But making arguments and creating institutions that lead people—often indirectly—to defend liberty surely isn’t impossible. Indeed, it has always been one of the core challenges of democratic statesmanship and democratic thought. Tocqueville discusses the ways modern democrats can be led from a concern with their narrow and immediate self-interest to a concern with their self-interest more broadly understood. He even suggests that self-interest well understood can point beyond itself, to a kind of concern for the whole. A Tocquevillian party of liberty may fail. But it is not, we think, doomed to fail.

Which brings us to the second school of skeptics, whom we can call the pessimists. They think liberty itself is a weak oak. Defending liberty is fine, they concede—but the real crisis of our time is the family, or community, or religion, or morality. A party of liberty can’t be the solution, because it is liberalism itself that’s the root of the problem. It’s precisely modern liberty that erodes the social institutions and personal mores, the social and moral capital, that are necessary to the flourishing of a liberal democracy.

This argument is a powerful one. It does mean a simple-minded focus on liberty by itself can’t be the solution. But family and religion aren’t going to be strengthened in a progressive nanny state or an authoritarian populist one. So figuring out how family and society can flourish, even how they can be rejuvenated, in an atmosphere of liberty is really the only political agenda that makes sense for those most concerned about rebuilding social and moral capital.

What all of this means is that it’s crucial for the partisans of liberty to have a perspective outside of and deeper than that of modern liberalism. Liberty will only be saved by those who have read—who have studied—its critics, both friendly and hostile. Indeed, one could say that the strength of liberal democracy is intimately related to the strength of liberal education—of an education that looks beyond contemporary prejudices, that is fully open to thinkers and statesmen of the past, that seeks to think through political questions in a way that truly enlightens, rather than bowing to the false gods of contemporary progressive “enlightenment.”
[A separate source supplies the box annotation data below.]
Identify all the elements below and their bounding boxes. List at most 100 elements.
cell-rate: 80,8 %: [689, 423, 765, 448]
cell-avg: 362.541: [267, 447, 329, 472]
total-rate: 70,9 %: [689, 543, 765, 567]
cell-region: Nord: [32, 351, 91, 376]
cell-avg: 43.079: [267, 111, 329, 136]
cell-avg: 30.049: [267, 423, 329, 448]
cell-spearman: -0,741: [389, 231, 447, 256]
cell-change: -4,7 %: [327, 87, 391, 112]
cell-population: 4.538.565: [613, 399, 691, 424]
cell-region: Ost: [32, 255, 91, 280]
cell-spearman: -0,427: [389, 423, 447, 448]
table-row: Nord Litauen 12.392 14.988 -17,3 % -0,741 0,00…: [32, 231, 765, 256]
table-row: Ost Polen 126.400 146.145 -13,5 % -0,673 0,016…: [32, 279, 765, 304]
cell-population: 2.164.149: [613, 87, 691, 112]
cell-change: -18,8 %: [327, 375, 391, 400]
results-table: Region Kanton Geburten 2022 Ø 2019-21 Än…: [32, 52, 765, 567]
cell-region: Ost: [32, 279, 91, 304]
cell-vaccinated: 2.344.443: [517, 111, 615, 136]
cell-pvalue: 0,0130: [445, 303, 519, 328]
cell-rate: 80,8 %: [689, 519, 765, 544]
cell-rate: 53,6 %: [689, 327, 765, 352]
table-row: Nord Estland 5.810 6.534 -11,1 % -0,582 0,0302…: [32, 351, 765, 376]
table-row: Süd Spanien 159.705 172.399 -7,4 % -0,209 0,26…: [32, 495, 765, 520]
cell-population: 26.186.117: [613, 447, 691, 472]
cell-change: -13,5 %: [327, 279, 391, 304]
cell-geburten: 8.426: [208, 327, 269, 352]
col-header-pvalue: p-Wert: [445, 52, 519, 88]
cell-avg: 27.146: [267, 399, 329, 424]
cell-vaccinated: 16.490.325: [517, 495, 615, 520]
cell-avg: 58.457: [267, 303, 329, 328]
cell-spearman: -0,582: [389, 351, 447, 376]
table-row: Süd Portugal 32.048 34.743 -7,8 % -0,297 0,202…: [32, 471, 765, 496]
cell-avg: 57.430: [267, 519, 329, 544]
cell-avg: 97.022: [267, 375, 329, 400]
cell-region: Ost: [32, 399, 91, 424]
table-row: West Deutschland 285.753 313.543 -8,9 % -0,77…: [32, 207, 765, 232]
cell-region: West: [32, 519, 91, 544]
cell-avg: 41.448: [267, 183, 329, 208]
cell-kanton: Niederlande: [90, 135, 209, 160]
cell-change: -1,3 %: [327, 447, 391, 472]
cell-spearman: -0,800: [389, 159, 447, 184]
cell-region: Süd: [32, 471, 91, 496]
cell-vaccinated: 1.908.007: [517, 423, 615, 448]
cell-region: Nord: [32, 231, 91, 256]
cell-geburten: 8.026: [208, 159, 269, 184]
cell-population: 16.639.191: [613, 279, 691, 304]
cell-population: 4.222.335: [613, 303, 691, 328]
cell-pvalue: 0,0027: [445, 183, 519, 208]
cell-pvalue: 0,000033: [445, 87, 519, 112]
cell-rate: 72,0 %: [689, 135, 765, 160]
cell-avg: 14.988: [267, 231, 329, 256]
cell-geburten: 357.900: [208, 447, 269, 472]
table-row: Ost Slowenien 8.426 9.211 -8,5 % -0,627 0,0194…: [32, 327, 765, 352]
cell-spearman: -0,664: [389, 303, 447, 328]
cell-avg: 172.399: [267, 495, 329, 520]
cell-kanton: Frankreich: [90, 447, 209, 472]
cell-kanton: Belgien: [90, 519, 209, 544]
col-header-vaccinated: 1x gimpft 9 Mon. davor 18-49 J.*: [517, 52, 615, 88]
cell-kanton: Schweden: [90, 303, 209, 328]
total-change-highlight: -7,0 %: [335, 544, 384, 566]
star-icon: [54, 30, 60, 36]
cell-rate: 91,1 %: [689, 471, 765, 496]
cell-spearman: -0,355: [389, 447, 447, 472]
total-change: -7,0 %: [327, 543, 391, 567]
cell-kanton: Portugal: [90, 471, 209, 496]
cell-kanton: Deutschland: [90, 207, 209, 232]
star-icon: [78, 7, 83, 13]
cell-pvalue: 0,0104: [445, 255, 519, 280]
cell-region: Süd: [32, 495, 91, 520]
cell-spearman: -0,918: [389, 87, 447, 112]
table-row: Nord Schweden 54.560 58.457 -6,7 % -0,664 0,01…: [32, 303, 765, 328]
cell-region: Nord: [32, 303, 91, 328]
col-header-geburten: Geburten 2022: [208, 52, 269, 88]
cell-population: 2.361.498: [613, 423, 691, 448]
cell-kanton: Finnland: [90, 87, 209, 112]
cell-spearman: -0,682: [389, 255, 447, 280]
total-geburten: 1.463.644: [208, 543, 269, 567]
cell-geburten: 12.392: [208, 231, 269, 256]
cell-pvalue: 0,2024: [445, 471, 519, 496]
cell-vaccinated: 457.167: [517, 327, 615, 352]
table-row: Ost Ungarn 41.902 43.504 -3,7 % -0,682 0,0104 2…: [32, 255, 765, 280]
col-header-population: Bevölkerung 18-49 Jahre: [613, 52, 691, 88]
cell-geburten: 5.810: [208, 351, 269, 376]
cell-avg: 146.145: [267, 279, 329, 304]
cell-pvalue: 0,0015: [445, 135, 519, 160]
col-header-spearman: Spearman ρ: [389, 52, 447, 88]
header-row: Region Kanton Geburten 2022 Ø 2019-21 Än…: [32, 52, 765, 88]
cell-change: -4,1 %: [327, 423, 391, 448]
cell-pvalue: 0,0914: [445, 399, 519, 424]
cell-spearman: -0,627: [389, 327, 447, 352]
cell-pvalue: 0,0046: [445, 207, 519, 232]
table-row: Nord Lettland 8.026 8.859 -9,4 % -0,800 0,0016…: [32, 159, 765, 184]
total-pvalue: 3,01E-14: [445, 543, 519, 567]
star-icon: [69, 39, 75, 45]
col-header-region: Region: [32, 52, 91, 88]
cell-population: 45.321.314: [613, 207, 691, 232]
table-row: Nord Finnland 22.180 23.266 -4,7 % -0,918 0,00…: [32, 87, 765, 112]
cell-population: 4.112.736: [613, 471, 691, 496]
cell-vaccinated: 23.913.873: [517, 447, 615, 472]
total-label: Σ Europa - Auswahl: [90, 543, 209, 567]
But in the end, one comes back to the practical task of defending liberty. How does one strengthen the institutions and mores of liberal democracy? How does one prove both the populists and the pessimists wrong? Not by assertions of libertarian dogmatism or traditionalist moralism. Rather, Tocqueville suggests that the habit of thinking about and acting in one’s self-interest truly well understood may be the only way “remaining to us to lead the human race by a long detour back to faith.” The road to liberty will undoubtedly require some significant detours. But no great journey has ever been accomplished without detours.